A potential challenge to EMR-based research efforts in athletic training is the lack of continuity between medical records maintained by ATs and those maintained by the patient's external physician or health care system. Athletic trainers are often outside the formal health care system,60  so extracting comprehensive data from the electronic patient records of multiple health care providers can be difficult. This may hinder an AT's ability to answer certain research questions. For instance, unless the care provided by external providers during rehabilitation is considered, studies investigating recovery trajectories may not accurately reflect the effectiveness of certain treatments because data points from external providers will be missing.

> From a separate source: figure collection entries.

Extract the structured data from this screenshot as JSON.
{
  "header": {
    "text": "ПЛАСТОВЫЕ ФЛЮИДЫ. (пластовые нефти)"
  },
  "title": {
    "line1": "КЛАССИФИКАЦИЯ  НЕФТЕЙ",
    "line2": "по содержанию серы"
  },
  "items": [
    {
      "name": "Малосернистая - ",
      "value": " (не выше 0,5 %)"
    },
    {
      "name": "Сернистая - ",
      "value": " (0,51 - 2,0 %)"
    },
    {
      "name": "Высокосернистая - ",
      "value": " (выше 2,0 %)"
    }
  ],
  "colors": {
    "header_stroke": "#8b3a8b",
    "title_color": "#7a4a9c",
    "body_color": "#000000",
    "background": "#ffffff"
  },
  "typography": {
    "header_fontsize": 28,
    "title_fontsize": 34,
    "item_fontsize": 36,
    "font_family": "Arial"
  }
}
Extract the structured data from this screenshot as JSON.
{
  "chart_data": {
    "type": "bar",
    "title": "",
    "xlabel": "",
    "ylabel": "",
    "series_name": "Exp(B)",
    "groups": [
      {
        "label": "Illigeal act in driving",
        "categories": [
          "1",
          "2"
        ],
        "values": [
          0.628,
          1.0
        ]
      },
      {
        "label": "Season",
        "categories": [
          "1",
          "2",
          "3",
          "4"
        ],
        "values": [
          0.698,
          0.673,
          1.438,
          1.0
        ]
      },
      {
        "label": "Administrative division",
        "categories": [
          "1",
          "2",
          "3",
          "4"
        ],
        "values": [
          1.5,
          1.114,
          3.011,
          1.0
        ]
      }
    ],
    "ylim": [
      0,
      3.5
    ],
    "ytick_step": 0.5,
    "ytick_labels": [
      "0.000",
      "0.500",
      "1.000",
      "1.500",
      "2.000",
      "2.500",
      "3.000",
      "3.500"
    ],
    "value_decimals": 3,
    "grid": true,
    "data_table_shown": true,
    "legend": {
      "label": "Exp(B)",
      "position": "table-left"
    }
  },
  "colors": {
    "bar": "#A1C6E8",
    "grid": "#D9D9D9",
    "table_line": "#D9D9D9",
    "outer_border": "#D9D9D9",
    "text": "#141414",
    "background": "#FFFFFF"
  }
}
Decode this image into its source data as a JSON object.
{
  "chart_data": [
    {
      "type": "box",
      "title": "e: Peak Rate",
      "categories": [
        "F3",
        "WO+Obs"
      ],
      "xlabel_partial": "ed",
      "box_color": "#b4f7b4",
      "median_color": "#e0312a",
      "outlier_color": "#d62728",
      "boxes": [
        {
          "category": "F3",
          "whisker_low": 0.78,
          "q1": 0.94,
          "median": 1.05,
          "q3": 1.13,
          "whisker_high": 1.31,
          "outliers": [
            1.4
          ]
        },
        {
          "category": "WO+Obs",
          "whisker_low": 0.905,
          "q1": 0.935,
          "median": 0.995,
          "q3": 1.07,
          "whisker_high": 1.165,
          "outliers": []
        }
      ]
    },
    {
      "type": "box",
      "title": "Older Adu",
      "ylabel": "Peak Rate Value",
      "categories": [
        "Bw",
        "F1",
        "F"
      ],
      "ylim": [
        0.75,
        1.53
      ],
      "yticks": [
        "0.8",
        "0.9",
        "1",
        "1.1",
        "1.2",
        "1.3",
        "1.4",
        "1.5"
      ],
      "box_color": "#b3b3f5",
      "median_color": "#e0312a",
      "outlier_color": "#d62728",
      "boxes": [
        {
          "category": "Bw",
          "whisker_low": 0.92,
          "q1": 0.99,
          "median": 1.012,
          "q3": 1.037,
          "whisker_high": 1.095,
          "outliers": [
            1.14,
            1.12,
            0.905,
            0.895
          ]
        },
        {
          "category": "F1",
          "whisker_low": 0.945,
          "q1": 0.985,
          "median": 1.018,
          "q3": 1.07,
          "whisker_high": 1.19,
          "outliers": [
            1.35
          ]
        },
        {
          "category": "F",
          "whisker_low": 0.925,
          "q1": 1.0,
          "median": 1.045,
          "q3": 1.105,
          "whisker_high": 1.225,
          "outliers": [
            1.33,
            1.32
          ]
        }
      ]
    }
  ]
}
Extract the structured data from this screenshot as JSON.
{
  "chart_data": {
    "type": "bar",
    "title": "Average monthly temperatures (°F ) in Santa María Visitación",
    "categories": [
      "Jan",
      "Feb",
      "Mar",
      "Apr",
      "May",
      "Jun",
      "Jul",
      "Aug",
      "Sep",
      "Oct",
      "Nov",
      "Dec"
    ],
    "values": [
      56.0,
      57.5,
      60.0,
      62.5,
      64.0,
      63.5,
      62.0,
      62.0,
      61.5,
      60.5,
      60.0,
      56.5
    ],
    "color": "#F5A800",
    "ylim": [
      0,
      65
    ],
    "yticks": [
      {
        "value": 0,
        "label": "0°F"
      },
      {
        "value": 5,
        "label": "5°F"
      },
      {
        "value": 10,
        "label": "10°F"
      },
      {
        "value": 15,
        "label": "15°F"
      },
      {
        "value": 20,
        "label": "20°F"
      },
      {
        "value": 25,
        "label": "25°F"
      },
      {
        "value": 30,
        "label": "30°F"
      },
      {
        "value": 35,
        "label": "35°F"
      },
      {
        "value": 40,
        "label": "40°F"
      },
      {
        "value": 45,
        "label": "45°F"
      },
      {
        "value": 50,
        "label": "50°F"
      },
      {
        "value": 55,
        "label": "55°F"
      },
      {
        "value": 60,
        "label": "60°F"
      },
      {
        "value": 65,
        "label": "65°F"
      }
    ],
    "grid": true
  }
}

Over the last 2 decades, the use of HIT has been emphasized in the US health care system. In athletic training, recent efforts have highlighted the vital role EMRs may play in improving the quality of patient care and advancing the profession. Although the use of EMRs has primarily focused on injury surveillance, ATs have a valuable opportunity to collect patient care data in a manner that could drive clinically meaningful research, including observational studies, descriptive studies, and quality improvement projects. These types of studies can ultimately benefit ATs and their patients, but proactive planning is required to ensure that the data collected are of high quality. Implementing strategies such as standard operating procedures, continuous EMR training, peer-to-peer documentation audits, and limiting entry of information into multiple systems can enhance and preserve data quality and increase the feasibility of EMR-based research efforts. Although the athletic training profession has made progress in the use of point-of-care data to support injury-surveillance and practice characterization studies, future investigators should conduct prospective, cost-analysis, and comparative effectiveness research using electronic records.